A Suitable Vengeance
- First US edition
- Author: Elizabeth George
- Series: Inspector Lynley
- Genre: Crime novel
- Publisher: Bantam Books
- Publication date: 1991
- Publication place: United States
- Media type: Print (hardcover, paperback)
- ISBN: 9780553295603 (first)
- Preceded by: Well-Schooled in Murder
- Followed by: For the Sake of Elena

= A Suitable Vengeance =

1991 novel by Elizabeth George

A Suitable Vengeance is a crime novel by Elizabeth George. Published by Bantam Books in 1991, it is the author's fourth novel to feature Inspector Lynley.
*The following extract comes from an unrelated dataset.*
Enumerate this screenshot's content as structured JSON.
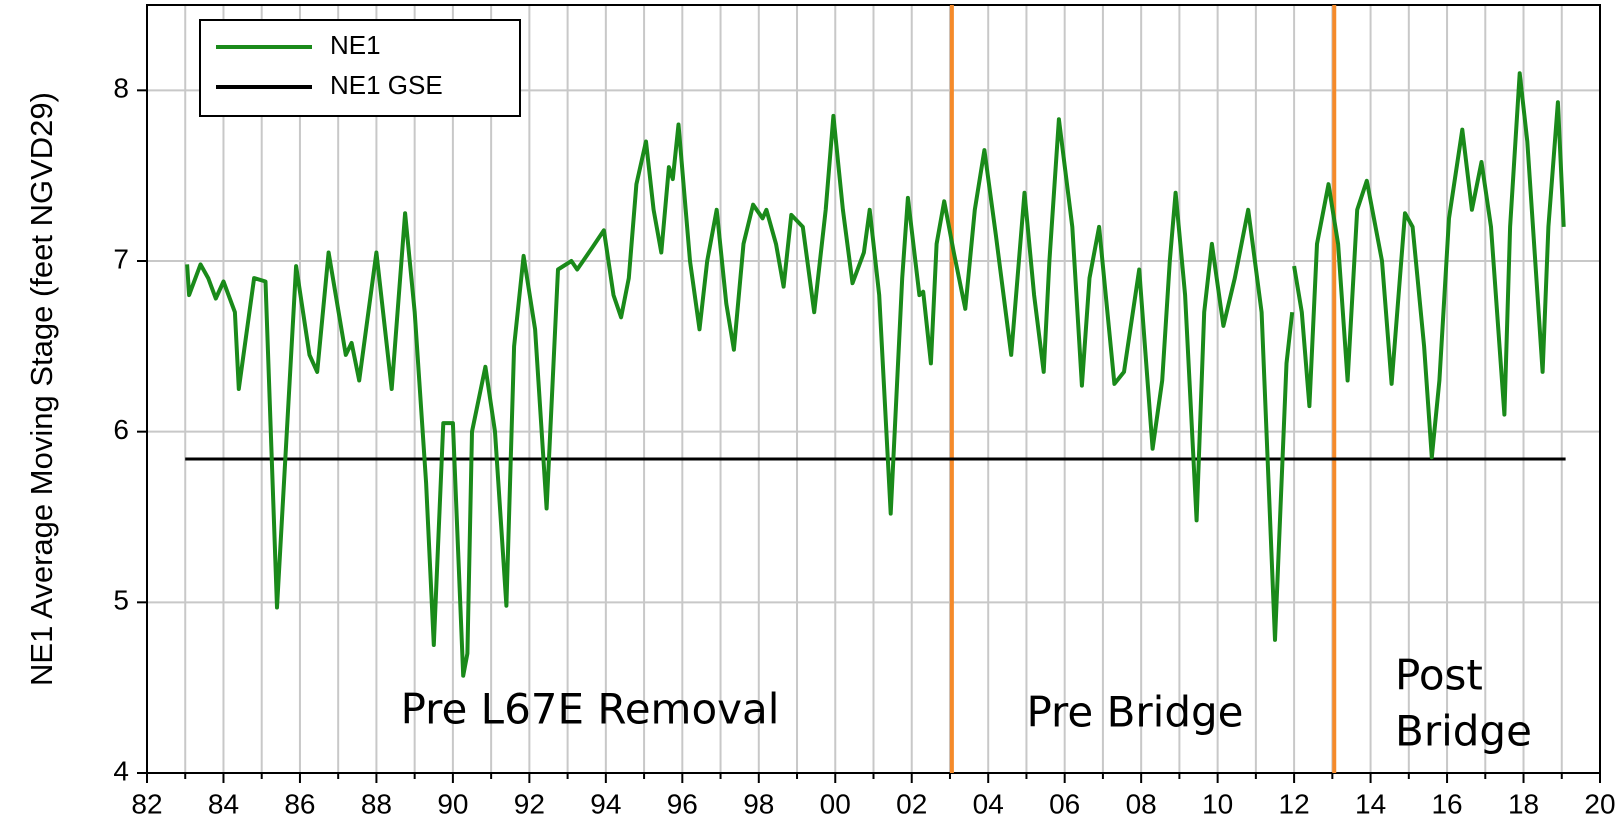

It also exists as an audiobook, narrated by Donada Peters.

== Plot ==
A Suitable Vengeance is set a few years before the first Inspector Lynley novel, and offers some insights into his later relationships. The story starts with Lynley escorting his fiancée Deborah to meet his family at their Cornwall estate. Also present are his old friends Simon and Lady Helen, along with his addict brother Peter; Simon's younger sister Sidney and her partner, biochemist Justin Brooke; and Deborah's father, who serves as valet to Simon. The reunion is somewhat fraught: Sidney is being brutalized by Justin; Lynley and his mother have been estranged for over a decade; Simon is secretly in love with Deborah; and Lynley has to engage awkwardly with his mother's lover, Dr. Roderick Trenarrow.

To add to this, two murders are committed; a newsman, and Sidney's lover, Brooke, who has been researching a new drug, Incomet. There are several possible suspects, including Lynley's brother Peter, Dr. Trenarrow, and the Lynley estate manager, and Lynley is obliged to investigate, even as suspicion falls on members of his own family and friendship group.

== Reception ==
The novel was generally well-received, with some caveats: The New York Times commented on the psychological insights into the characters; Kirkus Reviews praised its depiction of emotional relationships but also criticized it as "overwrought", while Publishers Weekly called it a "darkly vibrant modern English mystery."